Les décisions de la Cour d’appel d’Amiens et de la Cour de cassation rappellent que la directive européenne du 11 mai 2005, 2005/29/CE visant à l’unification des législations prohibant les pratiques commerciales déloyales, trompeuse et agressives contre les consommateurs. En l’espèce, la pratique s’apparente à une cession de créance légale.
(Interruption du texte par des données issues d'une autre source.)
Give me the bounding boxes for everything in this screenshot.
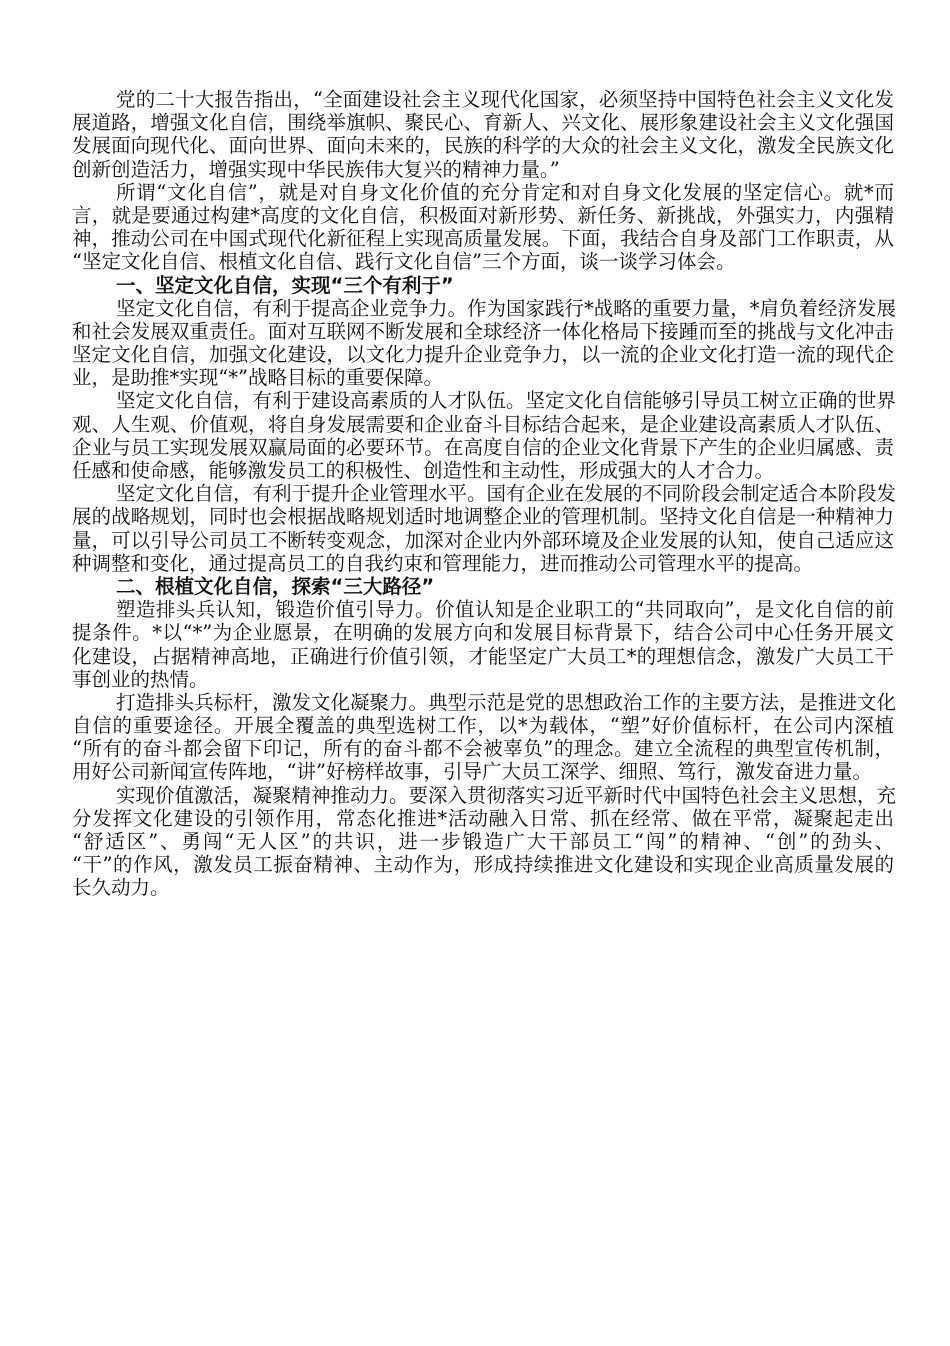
text-line: 提条件。*以“*”为企业愿景，在明确的发展方向和发展目标背景下，结合公司中心任务… bbox=[72, 621, 894, 644]
text-line: 分发挥文化建设的引领作用，常态化推进*活动融入日常、抓在经常、做在平常，凝聚起走… bbox=[72, 807, 894, 830]
text-line: 坚定文化自信，有利于建设高素质的人才队伍。坚定文化自信能够引导员工树立正确的世界 bbox=[72, 389, 894, 412]
paragraph-competitiveness: 坚定文化自信，有利于提高企业竞争力。作为国家践行*战略的重要力量，*肩负着经济发… bbox=[72, 297, 894, 390]
text-line: 发展面向现代化、面向世界、面向未来的，民族的科学的大众的社会主义文化，激发全民族… bbox=[72, 134, 894, 157]
paragraph-activation: 实现价值激活，凝聚精神推动力。要深入贯彻落实习近平新时代中国特色社会主义思想，充… bbox=[72, 784, 894, 900]
text-line: “舒适区”、勇闯“无人区”的共识，进一步锻造广大干部员工“闯”的精神、“创”的劲… bbox=[72, 830, 894, 853]
section-heading-2: 二、根植文化自信，探索“三大路径” bbox=[72, 575, 894, 598]
text-line: 塑造排头兵认知，锻造价值引导力。价值认知是企业职工的“共同取向”，是文化自信的前 bbox=[72, 598, 894, 621]
paragraph-talent: 坚定文化自信，有利于建设高素质的人才队伍。坚定文化自信能够引导员工树立正确的世界… bbox=[72, 389, 894, 482]
text-line: 言，就是要通过构建*高度的文化自信，积极面对新形势、新任务、新挑战，外强实力，内… bbox=[72, 204, 894, 227]
paragraph-definition: 所谓“文化自信”，就是对自身文化价值的充分肯定和对自身文化发展的坚定信心。就*而… bbox=[72, 181, 894, 274]
text-line: 用好公司新闻宣传阵地，“讲”好榜样故事，引导广大员工深学、细照、笃行，激发奋进力… bbox=[72, 760, 894, 783]
text-line: 所谓“文化自信”，就是对自身文化价值的充分肯定和对自身文化发展的坚定信心。就*而 bbox=[72, 181, 894, 204]
paragraph-benchmark: 打造排头兵标杆，激发文化凝聚力。典型示范是党的思想政治工作的主要方法，是推进文化… bbox=[72, 691, 894, 784]
text-line: 种调整和变化，通过提高员工的自我约束和管理能力，进而推动公司管理水平的提高。 bbox=[72, 552, 894, 575]
text-line: 长久动力。 bbox=[72, 876, 894, 899]
text-line: 党的二十大报告指出，“全面建设社会主义现代化国家，必须坚持中国特色社会主义文化发 bbox=[72, 88, 894, 111]
text-line: 自信的重要途径。开展全覆盖的典型选树工作，以*为载体，“塑”好价值标杆，在公司内… bbox=[72, 714, 894, 737]
text-line: 坚定文化自信，加强文化建设，以文化力提升企业竞争力，以一流的企业文化打造一流的现… bbox=[72, 343, 894, 366]
paragraph-management: 坚定文化自信，有利于提升企业管理水平。国有企业在发展的不同阶段会制定适合本阶段发… bbox=[72, 482, 894, 575]
paragraph-cognition: 塑造排头兵认知，锻造价值引导力。价值认知是企业职工的“共同取向”，是文化自信的前… bbox=[72, 598, 894, 691]
text-line: “所有的奋斗都会留下印记，所有的奋斗都不会被辜负”的理念。建立全流程的典型宣传机… bbox=[72, 737, 894, 760]
text-line: 神，推动公司在中国式现代化新征程上实现高质量发展。下面，我结合自身及部门工作职责… bbox=[72, 227, 894, 250]
text-line: “坚定文化自信、根植文化自信、践行文化自信”三个方面，谈一谈学习体会。 bbox=[72, 250, 894, 273]
heading-text: 二、根植文化自信，探索“三大路径” bbox=[72, 575, 894, 598]
text-line: 任感和使命感，能够激发员工的积极性、创造性和主动性，形成强大的人才合力。 bbox=[72, 459, 894, 482]
text-line: 观、人生观、价值观，将自身发展需要和企业奋斗目标结合起来，是企业建设高素质人才队… bbox=[72, 413, 894, 436]
text-line: 实现价值激活，凝聚精神推动力。要深入贯彻落实习近平新时代中国特色社会主义思想，充 bbox=[72, 784, 894, 807]
text-line: 展的战略规划，同时也会根据战略规划适时地调整企业的管理机制。坚持文化自信是一种精… bbox=[72, 505, 894, 528]
section-heading-1: 一、坚定文化自信，实现“三个有利于” bbox=[72, 274, 894, 297]
text-line: 打造排头兵标杆，激发文化凝聚力。典型示范是党的思想政治工作的主要方法，是推进文化 bbox=[72, 691, 894, 714]
document-page: 党的二十大报告指出，“全面建设社会主义现代化国家，必须坚持中国特色社会主义文化发… bbox=[72, 88, 894, 900]
text-line: 展道路，增强文化自信，围绕举旗帜、聚民心、育新人、兴文化、展形象建设社会主义文化… bbox=[72, 111, 894, 134]
text-line: 创新创造活力，增强实现中华民族伟大复兴的精神力量。” bbox=[72, 158, 894, 181]
text-line: 量，可以引导公司员工不断转变观念，加深对企业内外部环境及企业发展的认知，使自己适… bbox=[72, 529, 894, 552]
text-line: 业，是助推*实现“*”战略目标的重要保障。 bbox=[72, 366, 894, 389]
text-line: 化建设，占据精神高地，正确进行价值引领，才能坚定广大员工*的理想信念，激发广大员… bbox=[72, 645, 894, 668]
text-line: “干”的作风，激发员工振奋精神、主动作为，形成持续推进文化建设和实现企业高质量发… bbox=[72, 853, 894, 876]
text-line: 坚定文化自信，有利于提升企业管理水平。国有企业在发展的不同阶段会制定适合本阶段发 bbox=[72, 482, 894, 505]
text-line: 事创业的热情。 bbox=[72, 668, 894, 691]
text-line: 和社会发展双重责任。面对互联网不断发展和全球经济一体化格局下接踵而至的挑战与文化… bbox=[72, 320, 894, 343]
paragraph-intro: 党的二十大报告指出，“全面建设社会主义现代化国家，必须坚持中国特色社会主义文化发… bbox=[72, 88, 894, 181]
text-line: 坚定文化自信，有利于提高企业竞争力。作为国家践行*战略的重要力量，*肩负着经济发… bbox=[72, 297, 894, 320]
text-line: 企业与员工实现发展双赢局面的必要环节。在高度自信的企业文化背景下产生的企业归属感… bbox=[72, 436, 894, 459]
heading-text: 一、坚定文化自信，实现“三个有利于” bbox=[72, 274, 894, 297]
Le seul passage du temps, en dehors de toute prescription sanctionnée par la loi, n’apparait pas suffisant en l’espèce pour caractériser une pratique commerciale trompeuse.
Par conséquent, le moyen tiré de l’existence d’une pratique commerciale abusive ou trompeuse sera rejetée.
En conséquence, Monsieur [H] sera déboutée de sa demande de nullité de la saisie-attribution et de remboursement des frais bancaires liés à cette dernière.
Sur la demande de condamnation pour saisie abusive
Selon le quatrième alinéa de l’article L.213-6 du Code de l’organisation judiciaire, le juge de l’exécution est compétent concernant les demandes relatives à des dommages et intérêts fondées sur l’exécution ou l’inexécution dommageables des mesures d’exécution forcée.
Selon l’article L.121-2 du Code des procédures civiles d’exécution, il peut également condamner le créancier à des dommages et intérêts en cas d’abus de saisie.
Il résulte de ce qui précède que Monsieur [H] sera débouté de sa demande de dommages et intérêts.
Sur la demande d’article 700 du Code de procédure civile et sur les dépens
Monsieur [I] [H], partie perdante, a succombé à l’instance, elle sera condamnée aux dépens conformément à l’article 696 du Code de Procédure Civile.
La société INTRUM JUSTITIA DEBT FINANCE AG ayant exposé des frais non compris dans les dépens, il y a lieu de faire droit à sa demande et de condamner la partie demanderesse à lui verser la somme de 1.500 euros, en application de l’article 700 du Code de Procédure Civile.
PAR CES MOTIFS
Le Juge de l’exécution statuant par mise à disposition au greffe, par décision contradictoire, en premier ressort,
Vu les articles L. 211-1 à L. 211-15, R. 211-1 et suivants du Code des procédures civiles d’exécution,
DECLARE recevable en la forme la contestation de Monsieur [I] [H] ;
REJETTE la demande d’annulation et de mainlevée de la saisie-attribution diligentée par la société INTRUM JUSTITIA DEBT FINANCE AG contre Monsieur [I] [H] selon procès-verbal de saisie du 9 mai 2023 dénoncé le 16 mai 2023 ;
REJETTE la demande de Monsieur [I] [H] de dommages et intérêts ;
CONDAMNE Monsieur [I] [H] à payer à la société INTRUM JUSTITIA DEBT FINANCE AG la somme de 1.500 euros au titre de l’article 700 du Code de Procédure Civile ;
REJETTE toute autre demande plus ample ou contraire des parties,
CONDAMNE Monsieur [I] [H] aux entiers dépens ;
RAPPELLE que la décision est exécutoire de droit.
Ainsi jugé et mis à disposition au greffe, le 14 Mars 2025. Le présent jugement a été signé par le Juge et le Greffier.